Já na era apostólica a celebração da Ceia do Senhor era acompanhada de agapae ou festas do amor, para as quais o povo trazia os ingredientes necessários, e que às vezes levavam a tristes abusos, 1 Co 11.20-22. No transcurso do tempo, as oferendas assim trazidas passaram a ser chamadas oblações e sacrifícios, e eram abençoadas pelo sacerdote com uma oração de ação de graças. Gradativamente esses nome foram sendo aplicados aos elementos da Ceia do Senhor, de modo que estes assumiram o caráter de um sacrifício apresentado pelo sacerdote, e a ação de graças veio a ser considerada como uma consagração daqueles elementos. Enquanto alguns dos chamados pais primitivos (Orígenes, Basílio, Gregório de Nazianzo) retinham a concepção simbólica ou espiritual do sacramento, outros (Cirilo, Gregório de Nyssa, Crisóstomo) afirmavam que a carne e o sangue de Cristo de algum modo se combinavam com o pão e o vinho no sacramento. Agostinho retardou por longo tempo o desenvolvimento realista da doutrina da Santa Ceia. Apesar de falar do pão e do vinho como o corpo e o sangue de Cristo, ele distinguia entre o sinal e a coisa significada, e não cria numa transformação da substância. Negava que os ímpios, mesmo recebendo os elementos, também recebessem o corpo, e acentuava o aspecto comemorativo da Ceia do Senhor.

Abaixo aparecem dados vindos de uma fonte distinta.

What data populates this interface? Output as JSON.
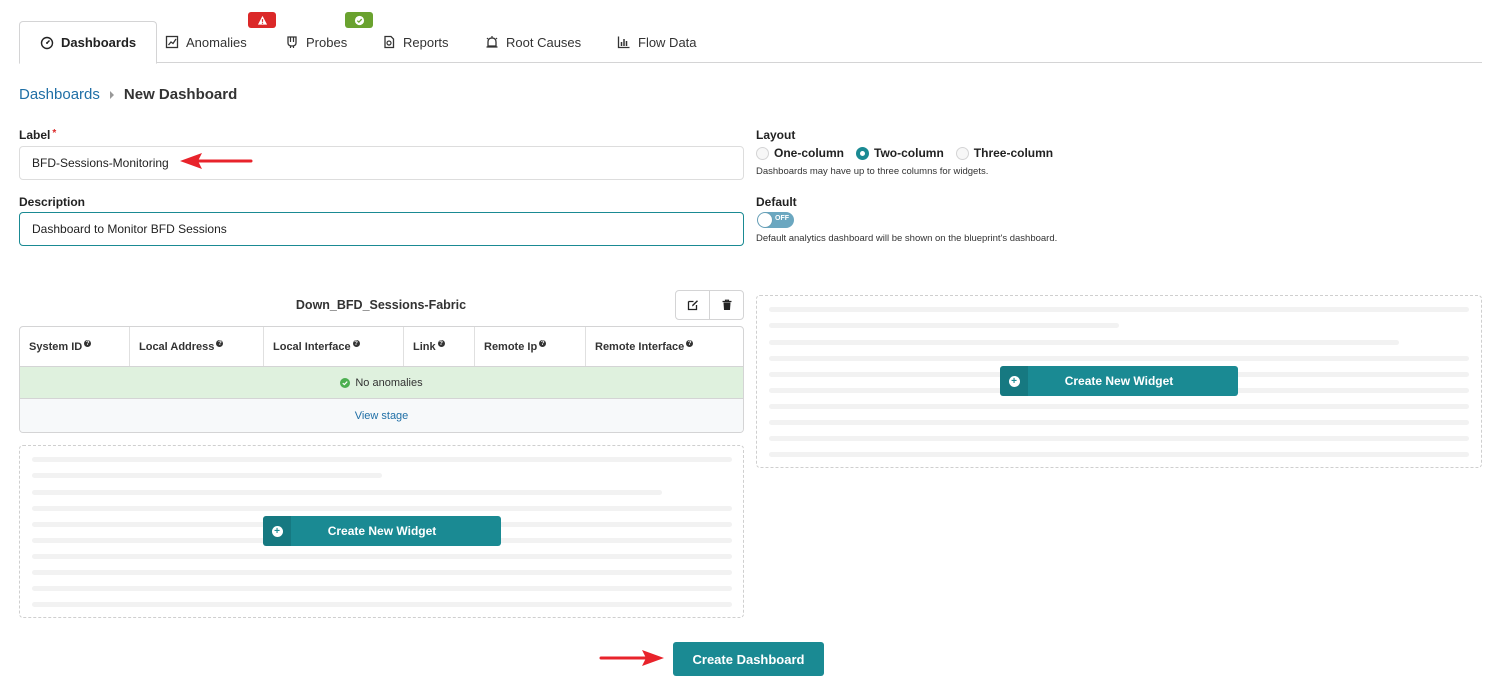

Durante a Idade Média o conceito agostiniano aos poucos foi sendo substituído pela doutrina da transubstanciação. Ainda em 818 AD, Paschasius Radbertus já propusera formalmente esta doutrina, mas encontrara forte oposição da parte de Rabanus Maurus e Ratramnus. No século onze irrompeu de novo uma furiosa controvérsia sobre o assunto, entre Berenger de Tours e Lanfranc. Este fez a grosseira afirmação de que "o verdadeiro corpo de Cristo estava de fato nas mãos do sacerdote, e era partido e mastigado pelos dentes dos fiéis". Esta concepção foi definida finalmente por Hildebert de Tours (1134) e designada como doutrina da transubstanciação. Foi adotada formalmente pelo quarto Concílio de Latrão, em 1215.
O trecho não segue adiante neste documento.